Remix.run Logo
tcfhgj 6 hours ago

So riiR is now riiZ? ;)

nine_k 5 hours ago | parent [-]

"Rewrite it away from C (or C++)". Whether you choose Rust, Zig, Ada, D, Nim, even Pascal, it's likely going to become more secure. It will be supported on fewer platforms though, but still should run fine under Linux, macOS, Windows, *BSD, on x64, Arm64, and likely RISC-V, too.

maleldil 4 hours ago | parent [-]

Zig isn't memory safe, though. It's safer than C or C++, but not much.

ashikns 3 hours ago | parent | next [-]

This is what I have struggled to understand about Zig. It seems pretty much like C in a mental model aspect - you are responsible for everything. It's slightly better than C, but C already runs on everything on the planet and can be made secure even if painfully so. So what niche is Zig aiming to fill?

throwawaymaths 3 hours ago | parent | next [-]

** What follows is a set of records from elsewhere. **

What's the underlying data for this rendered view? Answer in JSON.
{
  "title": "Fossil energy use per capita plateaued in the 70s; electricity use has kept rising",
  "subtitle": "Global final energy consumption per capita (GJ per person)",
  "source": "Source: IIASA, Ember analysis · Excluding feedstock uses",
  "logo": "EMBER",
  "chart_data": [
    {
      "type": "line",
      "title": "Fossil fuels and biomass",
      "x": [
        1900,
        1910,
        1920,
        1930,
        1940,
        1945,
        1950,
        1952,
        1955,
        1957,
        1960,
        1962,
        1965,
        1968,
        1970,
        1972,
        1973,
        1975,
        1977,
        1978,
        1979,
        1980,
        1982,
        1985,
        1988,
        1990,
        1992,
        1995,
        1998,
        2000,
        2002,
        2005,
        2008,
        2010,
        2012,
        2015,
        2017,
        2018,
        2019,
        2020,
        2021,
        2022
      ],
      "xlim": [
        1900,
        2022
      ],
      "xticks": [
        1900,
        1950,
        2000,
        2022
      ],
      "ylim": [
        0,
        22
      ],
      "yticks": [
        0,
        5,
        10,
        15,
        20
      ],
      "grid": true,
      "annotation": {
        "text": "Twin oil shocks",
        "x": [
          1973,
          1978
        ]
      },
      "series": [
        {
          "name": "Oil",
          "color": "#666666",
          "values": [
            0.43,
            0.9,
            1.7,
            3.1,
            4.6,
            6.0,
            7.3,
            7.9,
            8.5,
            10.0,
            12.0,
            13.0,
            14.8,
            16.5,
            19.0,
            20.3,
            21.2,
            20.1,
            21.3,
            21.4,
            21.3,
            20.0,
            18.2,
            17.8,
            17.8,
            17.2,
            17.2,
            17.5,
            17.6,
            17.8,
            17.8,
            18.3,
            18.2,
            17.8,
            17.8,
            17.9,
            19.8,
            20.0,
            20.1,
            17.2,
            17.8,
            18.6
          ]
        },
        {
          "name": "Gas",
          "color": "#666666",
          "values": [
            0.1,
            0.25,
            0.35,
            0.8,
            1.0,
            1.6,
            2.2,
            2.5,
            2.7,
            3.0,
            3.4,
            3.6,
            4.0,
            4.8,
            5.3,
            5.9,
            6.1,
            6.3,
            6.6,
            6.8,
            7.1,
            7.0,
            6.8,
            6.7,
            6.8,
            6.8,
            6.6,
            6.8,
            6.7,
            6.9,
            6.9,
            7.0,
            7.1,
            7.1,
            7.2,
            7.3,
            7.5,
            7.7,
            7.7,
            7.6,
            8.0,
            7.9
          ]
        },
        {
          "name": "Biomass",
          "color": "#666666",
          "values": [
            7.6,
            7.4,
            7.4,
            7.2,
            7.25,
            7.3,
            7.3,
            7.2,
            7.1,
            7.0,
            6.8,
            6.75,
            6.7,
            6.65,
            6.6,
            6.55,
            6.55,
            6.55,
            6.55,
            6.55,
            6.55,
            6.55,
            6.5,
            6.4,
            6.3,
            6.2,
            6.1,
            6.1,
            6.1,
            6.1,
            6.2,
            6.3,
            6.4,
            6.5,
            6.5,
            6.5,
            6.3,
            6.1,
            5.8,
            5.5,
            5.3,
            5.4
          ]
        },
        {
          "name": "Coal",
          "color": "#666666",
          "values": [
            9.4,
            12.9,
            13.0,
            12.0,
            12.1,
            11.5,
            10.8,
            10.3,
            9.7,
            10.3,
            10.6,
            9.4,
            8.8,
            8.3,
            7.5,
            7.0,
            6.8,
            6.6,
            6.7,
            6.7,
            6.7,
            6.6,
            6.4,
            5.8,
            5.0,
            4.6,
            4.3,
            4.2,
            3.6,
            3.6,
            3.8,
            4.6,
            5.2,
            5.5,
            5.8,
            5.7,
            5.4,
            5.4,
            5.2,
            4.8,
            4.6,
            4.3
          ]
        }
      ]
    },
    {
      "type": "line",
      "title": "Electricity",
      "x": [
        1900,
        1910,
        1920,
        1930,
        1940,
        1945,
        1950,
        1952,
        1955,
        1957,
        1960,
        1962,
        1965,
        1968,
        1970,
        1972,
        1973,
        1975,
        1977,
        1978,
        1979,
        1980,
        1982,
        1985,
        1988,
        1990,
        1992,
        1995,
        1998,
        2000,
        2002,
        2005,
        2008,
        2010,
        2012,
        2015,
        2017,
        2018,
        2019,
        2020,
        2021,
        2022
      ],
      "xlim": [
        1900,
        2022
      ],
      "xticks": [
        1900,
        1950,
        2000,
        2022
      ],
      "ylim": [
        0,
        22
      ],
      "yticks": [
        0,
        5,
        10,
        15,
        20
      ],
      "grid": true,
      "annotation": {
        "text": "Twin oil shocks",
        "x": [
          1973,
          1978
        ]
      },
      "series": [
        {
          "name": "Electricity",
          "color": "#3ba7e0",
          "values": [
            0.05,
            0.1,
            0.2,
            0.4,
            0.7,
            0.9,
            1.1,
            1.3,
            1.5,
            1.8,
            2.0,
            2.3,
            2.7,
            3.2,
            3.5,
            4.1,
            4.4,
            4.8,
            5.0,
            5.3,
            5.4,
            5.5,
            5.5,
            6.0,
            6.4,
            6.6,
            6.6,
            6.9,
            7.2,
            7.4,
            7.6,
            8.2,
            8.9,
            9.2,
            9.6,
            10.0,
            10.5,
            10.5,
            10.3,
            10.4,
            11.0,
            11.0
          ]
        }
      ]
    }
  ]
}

no, null pointers are enforced safe at the type level in zig, as are array bounds, this eliminates huge classes of errors, so you are not "responsible for everything". unlike c, you often (unless highly tuned performance is needed) do not have to resort to opaque void pointers, and the compiler gives you typesafety on that, another major footgun in c.

also operators and integer types are unambiguous, and there is no UB in safe compilation modes.

It's arguably much better than C, not "slightly better than C"

uecker 18 minutes ago | parent | next [-]

If you write a modern style of C, you can have bounds checked code and do not need to use void pointers. I usually find that people overestimate the advantages of newer languages compared to using C by comparing to old and badly written C.

an hour ago | parent | prev [-]
[deleted]
barddoo 3 hours ago | parent | prev [-]

Zig detects memory leaks pretty well when you build it using -Doptimize=Debug.

throwawaymaths 3 hours ago | parent | prev [-]

checked array bounds is memory safety.